I would suggest that perhaps wheeze is not a feature of whooping cough but that it is possible for a baby to have bronchiolitis at the same time as whooping cough, both caused by pertussis infection.  It doesn't really matter though, since the cause of the infection is only of interest if it can be treated, or transmission prevented.

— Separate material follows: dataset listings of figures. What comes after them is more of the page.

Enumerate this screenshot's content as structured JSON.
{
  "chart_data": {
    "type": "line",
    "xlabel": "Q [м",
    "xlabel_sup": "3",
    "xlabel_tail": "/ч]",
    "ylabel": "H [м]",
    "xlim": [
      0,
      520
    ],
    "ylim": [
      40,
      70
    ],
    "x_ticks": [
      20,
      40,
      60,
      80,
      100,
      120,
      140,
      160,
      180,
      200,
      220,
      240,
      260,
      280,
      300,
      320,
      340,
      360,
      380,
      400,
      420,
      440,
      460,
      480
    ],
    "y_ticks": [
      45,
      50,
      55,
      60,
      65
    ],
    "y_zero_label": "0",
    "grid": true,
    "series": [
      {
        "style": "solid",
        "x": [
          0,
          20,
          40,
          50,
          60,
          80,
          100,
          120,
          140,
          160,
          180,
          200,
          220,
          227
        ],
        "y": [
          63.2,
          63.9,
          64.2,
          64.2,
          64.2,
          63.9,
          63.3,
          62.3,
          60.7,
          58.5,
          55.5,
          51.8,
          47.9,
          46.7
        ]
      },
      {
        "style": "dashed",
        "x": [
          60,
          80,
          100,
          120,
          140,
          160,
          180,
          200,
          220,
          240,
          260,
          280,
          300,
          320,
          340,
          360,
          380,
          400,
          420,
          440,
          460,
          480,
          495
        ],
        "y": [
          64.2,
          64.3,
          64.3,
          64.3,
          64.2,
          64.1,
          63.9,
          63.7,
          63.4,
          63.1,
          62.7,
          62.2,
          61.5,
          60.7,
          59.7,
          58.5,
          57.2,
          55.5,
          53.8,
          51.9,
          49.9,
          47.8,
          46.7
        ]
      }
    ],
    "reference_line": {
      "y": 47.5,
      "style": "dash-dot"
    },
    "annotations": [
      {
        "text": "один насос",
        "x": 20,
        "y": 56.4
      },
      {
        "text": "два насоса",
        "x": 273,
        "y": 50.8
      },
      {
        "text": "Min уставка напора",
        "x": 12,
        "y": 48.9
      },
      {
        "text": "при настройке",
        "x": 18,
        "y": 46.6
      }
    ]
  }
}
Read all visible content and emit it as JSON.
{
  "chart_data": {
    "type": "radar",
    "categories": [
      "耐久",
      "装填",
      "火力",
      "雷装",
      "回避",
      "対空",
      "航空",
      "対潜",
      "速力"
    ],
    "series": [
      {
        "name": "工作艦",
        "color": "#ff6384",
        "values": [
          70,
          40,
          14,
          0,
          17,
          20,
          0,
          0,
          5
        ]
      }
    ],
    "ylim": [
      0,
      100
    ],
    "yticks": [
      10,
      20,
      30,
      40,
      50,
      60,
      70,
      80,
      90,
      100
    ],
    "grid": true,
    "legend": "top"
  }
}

There are so many infectious causes of noisy breathing in children. Here is a simple guide to what’s what and what to do about it:


Many thanks to my niece for teaching me what the internet is for.

Edward Snelson
Ornithopathologist
@sailordoctor

Disclaimer: I take full credit for inventing the use of evidence based medicine in the consulting room.


Reference:
  1. Taylor Z.W. et al, Wheezing in children with pertussis associated with delayed pertussis diagnosis, Pediatr Infect Dis J. 2014 Apr;33(4):351-4.
Acknowledgement: This is a slightly different version of a post which I wrote for the Network Locum Blog earlier this year.